For now, you could use a workaround:
spread = Spread('example')
spread.df_to_sheet(df, sheet="sheet", start=(spread.get_sheet_dims("sheet")[0]+1,1), headers=False)
Hey! sorry the notifications for this must have slipped through my e-mail. The above workaround def should work well when the data starts in A1 and the column order is the same, but it gets complicated when it doesn't.
It seems like an append_to_sheet
method would be a good addition, we just need to make sure that we address the following corner cases:
- does the data fill all available columns/rows or is the worksheet bigger than the data?
- does the data start at A1 or elsewhere?
- are the columns and their order still the same or has it changed?
I imagine the goal of append over replace is simply to reduce the number of API calls and amount of data sent over the wire, which might complicate things because we might still need to fetch data to figure out the answers to the above questions...
@aiguofer wondering if there is any updated on this? would indeed be ace if the package would be extend with a append_to_sheet for the very reasons you mentioned above. thanks
Agreed, append and prepend (for adding rows to table sorted in reverse chronological order) functionality would be very useful.

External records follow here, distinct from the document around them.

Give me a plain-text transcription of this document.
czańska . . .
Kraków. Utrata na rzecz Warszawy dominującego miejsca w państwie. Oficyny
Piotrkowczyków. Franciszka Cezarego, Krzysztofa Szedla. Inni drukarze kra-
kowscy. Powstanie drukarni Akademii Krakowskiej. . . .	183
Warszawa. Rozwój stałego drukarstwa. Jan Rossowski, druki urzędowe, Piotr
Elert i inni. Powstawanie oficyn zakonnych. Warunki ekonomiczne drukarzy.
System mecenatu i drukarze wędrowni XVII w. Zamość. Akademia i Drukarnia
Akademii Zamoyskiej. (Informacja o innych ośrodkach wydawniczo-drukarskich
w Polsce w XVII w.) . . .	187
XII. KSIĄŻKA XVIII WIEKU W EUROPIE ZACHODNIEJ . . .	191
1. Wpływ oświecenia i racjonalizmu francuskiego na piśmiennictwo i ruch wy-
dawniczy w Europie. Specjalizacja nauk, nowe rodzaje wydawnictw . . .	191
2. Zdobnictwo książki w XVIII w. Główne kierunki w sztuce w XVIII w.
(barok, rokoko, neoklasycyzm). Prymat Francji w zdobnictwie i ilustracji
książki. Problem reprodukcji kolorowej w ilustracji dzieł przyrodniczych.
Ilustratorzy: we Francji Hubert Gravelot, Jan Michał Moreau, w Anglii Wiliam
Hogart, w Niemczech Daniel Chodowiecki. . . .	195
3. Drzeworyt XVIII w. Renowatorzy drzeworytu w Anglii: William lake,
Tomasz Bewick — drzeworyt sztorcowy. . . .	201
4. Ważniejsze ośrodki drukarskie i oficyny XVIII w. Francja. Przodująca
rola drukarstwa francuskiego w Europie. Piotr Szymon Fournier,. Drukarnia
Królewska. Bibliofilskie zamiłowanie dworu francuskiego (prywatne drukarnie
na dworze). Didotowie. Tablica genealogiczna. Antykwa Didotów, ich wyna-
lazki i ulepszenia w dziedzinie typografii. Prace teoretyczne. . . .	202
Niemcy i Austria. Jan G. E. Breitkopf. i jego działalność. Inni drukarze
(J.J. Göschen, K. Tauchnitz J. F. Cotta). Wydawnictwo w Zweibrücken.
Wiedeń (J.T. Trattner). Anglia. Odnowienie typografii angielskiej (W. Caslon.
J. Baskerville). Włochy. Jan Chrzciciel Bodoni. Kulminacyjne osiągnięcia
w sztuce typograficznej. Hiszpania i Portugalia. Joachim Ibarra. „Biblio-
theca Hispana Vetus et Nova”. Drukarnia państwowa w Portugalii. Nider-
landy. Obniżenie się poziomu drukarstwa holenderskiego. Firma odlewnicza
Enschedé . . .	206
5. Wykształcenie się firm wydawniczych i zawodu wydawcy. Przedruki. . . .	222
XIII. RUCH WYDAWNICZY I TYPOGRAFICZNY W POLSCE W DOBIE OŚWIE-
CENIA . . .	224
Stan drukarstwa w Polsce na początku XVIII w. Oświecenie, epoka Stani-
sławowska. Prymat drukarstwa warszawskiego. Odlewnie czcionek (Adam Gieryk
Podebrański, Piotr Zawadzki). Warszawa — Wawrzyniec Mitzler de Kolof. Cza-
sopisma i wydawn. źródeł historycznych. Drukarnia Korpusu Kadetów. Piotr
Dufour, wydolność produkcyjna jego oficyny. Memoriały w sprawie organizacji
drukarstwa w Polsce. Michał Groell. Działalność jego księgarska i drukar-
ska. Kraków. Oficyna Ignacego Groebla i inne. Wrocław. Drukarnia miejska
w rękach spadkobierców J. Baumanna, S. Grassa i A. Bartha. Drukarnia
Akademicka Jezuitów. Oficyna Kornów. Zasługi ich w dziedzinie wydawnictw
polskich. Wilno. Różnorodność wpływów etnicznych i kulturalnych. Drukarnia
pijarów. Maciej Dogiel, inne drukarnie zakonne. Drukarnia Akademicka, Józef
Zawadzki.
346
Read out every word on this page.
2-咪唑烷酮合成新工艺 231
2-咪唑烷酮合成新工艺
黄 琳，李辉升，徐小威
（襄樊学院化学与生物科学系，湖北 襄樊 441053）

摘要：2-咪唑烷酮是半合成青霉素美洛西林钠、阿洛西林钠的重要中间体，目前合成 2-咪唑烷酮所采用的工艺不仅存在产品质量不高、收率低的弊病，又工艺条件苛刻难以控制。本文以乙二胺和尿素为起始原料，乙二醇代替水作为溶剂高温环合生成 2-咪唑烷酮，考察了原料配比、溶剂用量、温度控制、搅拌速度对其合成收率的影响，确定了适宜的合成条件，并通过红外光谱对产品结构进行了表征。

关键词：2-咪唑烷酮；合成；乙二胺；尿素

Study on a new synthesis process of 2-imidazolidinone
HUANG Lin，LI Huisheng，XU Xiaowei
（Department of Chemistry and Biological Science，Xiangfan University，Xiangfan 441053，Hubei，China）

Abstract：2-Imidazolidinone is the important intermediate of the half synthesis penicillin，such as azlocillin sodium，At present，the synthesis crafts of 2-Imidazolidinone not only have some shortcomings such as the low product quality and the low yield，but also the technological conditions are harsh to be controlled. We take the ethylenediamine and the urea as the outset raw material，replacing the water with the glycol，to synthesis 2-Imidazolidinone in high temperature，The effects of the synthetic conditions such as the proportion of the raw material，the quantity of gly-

I imagine the goal of append over replace is simply to reduce the number of API calls and amount of data sent over the wire, which might complicate things because we might still need to fetch data to figure out the answers to the above questions...
Yes, reading data from spreadsheet into dataframe, updating, then dumping enlarged dataframe into worksheet is a clunky solution, and gets worse as the dataset grows in size.
Yes, would probably need to fetch last row of data (for append) or first row of data (for prepend) to figure out where to write, and of course could have optional parameters for user to specify certain characteristics of data to reduce the number of parameters the function needs to determine on its own.